Question

1. model with mathematics martines town is building a volleyball court based on a scale drawing that is 40 centimeters by 80 centimeters and uses the scale 1 cm:22.5 cm. a. write an equation for the proportional relationship between the scale drawings lengths x in centimeters and the actual courts lengths y in centimeters. b. what are the length and width in meters of the actual court? show your work. c. write the ratio of the area of the actual court to the area of the court in the scale drawing.

Explanation:

Step1: Recall scale - proportion formula

The scale is 1 cm:22.5 cm. For a proportional relationship between the scale - drawing length $x$ (in cm) and the actual length $y$ (in cm), the formula is $\frac{x}{y}=\frac{1}{22.5}$, or $y = 22.5x$.

Step2: Find actual length and width

Let's assume the length and width of the scale - drawing are $l_{s}$ and $w_{s}$ (in cm), and the actual length and width are $l_{a}$ and $w_{a}$ (in cm). Given the scale 1 cm:22.5 cm.
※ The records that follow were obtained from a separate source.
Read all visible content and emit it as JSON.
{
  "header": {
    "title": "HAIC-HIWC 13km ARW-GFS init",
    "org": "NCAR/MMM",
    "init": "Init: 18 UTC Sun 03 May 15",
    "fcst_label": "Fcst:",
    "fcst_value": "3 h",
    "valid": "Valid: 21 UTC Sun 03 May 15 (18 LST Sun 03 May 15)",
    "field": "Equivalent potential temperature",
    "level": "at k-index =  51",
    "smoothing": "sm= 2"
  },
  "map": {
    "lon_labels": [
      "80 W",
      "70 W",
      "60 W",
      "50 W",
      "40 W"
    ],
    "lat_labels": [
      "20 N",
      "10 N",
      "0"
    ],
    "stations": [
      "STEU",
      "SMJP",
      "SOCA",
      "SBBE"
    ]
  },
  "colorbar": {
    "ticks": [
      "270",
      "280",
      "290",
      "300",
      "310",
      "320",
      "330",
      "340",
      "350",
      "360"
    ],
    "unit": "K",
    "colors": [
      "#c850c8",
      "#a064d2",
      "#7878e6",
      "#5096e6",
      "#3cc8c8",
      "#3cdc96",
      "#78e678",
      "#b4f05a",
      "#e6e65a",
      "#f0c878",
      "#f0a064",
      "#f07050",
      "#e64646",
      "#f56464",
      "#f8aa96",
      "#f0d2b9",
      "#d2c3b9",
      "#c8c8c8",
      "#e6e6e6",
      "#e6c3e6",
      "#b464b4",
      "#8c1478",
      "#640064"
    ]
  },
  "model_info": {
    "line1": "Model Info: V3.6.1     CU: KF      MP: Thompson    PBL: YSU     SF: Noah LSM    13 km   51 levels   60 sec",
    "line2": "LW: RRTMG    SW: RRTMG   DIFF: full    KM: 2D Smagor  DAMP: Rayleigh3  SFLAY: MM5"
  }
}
If the length of the scale - drawing $l_{s}=40$ cm and the width is not given, but we know the general formula for actual length $l_{a}=22.5l_{s}$ and actual width $w_{a}=22.5w_{s}$.
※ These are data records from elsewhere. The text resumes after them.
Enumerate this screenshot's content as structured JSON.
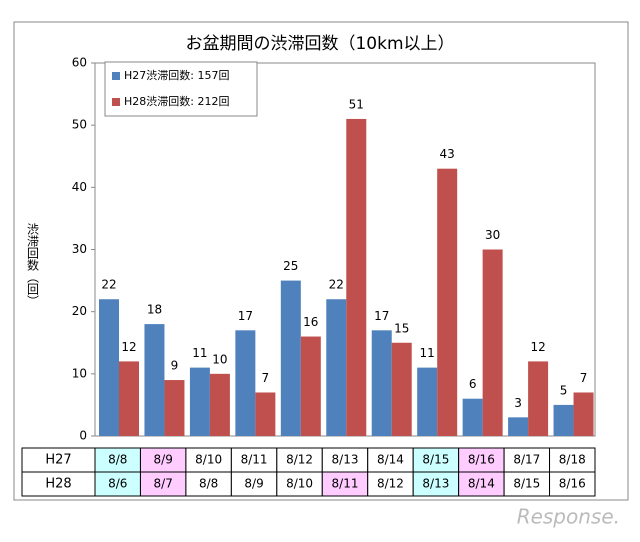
{
  "chart_data": {
    "type": "bar",
    "title": "お盆期間の渋滞回数（10km以上）",
    "y_label": "渋滞回数（回）",
    "series": [
      {
        "name": "H27渋滞回数: 157回",
        "color": "#4f81bd",
        "values": [
          22,
          18,
          11,
          17,
          25,
          22,
          17,
          11,
          6,
          3,
          5
        ]
      },
      {
        "name": "H28渋滞回数: 212回",
        "color": "#c0504d",
        "values": [
          12,
          9,
          10,
          7,
          16,
          51,
          15,
          43,
          30,
          12,
          7
        ]
      }
    ],
    "ylim": [
      0,
      60
    ],
    "yticks": [
      0,
      10,
      20,
      30,
      40,
      50,
      60
    ],
    "table": [
      {
        "label": "H27",
        "cells": [
          "8/8",
          "8/9",
          "8/10",
          "8/11",
          "8/12",
          "8/13",
          "8/14",
          "8/15",
          "8/16",
          "8/17",
          "8/18"
        ],
        "cell_colors": [
          "#ccffff",
          "#ffccff",
          "#ffffff",
          "#ffffff",
          "#ffffff",
          "#ffffff",
          "#ffffff",
          "#ccffff",
          "#ffccff",
          "#ffffff",
          "#ffffff"
        ]
      },
      {
        "label": "H28",
        "cells": [
          "8/6",
          "8/7",
          "8/8",
          "8/9",
          "8/10",
          "8/11",
          "8/12",
          "8/13",
          "8/14",
          "8/15",
          "8/16"
        ],
        "cell_colors": [
          "#ccffff",
          "#ffccff",
          "#ffffff",
          "#ffffff",
          "#ffffff",
          "#ffccff",
          "#ffffff",
          "#ccffff",
          "#ffccff",
          "#ffffff",
          "#ffffff"
        ]
      }
    ],
    "watermark": "Response."
  }
}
Step3: Recall area formula and ratio

The area of the scale - drawing $A_{s}=l_{s}\times w_{s}$ and the area of the actual court $A_{a}=l_{a}\times w_{a}=(22.5l_{s})\times(22.5w_{s}) = 22.5^{2}\times l_{s}\times w_{s}$. So the ratio of the area of the actual court to the area of the scale - drawing is $\frac{A_{a}}{A_{s}}=22.5^{2}=\frac{22.5\times22.5}{1}=\frac{506.25}{1}$.

Answer:

A. The equation for the proportional relationship is $y = 22.5x$.
B. Without knowing the width of the scale - drawing, we can't find the exact length and width values. But if the length of the scale - drawing $l_{s}=40$ cm, the actual length $l_{a}=22.5\times40 = 900$ cm.
C. The ratio of the area of the actual court to the area of the scale - drawing is 506.25:1.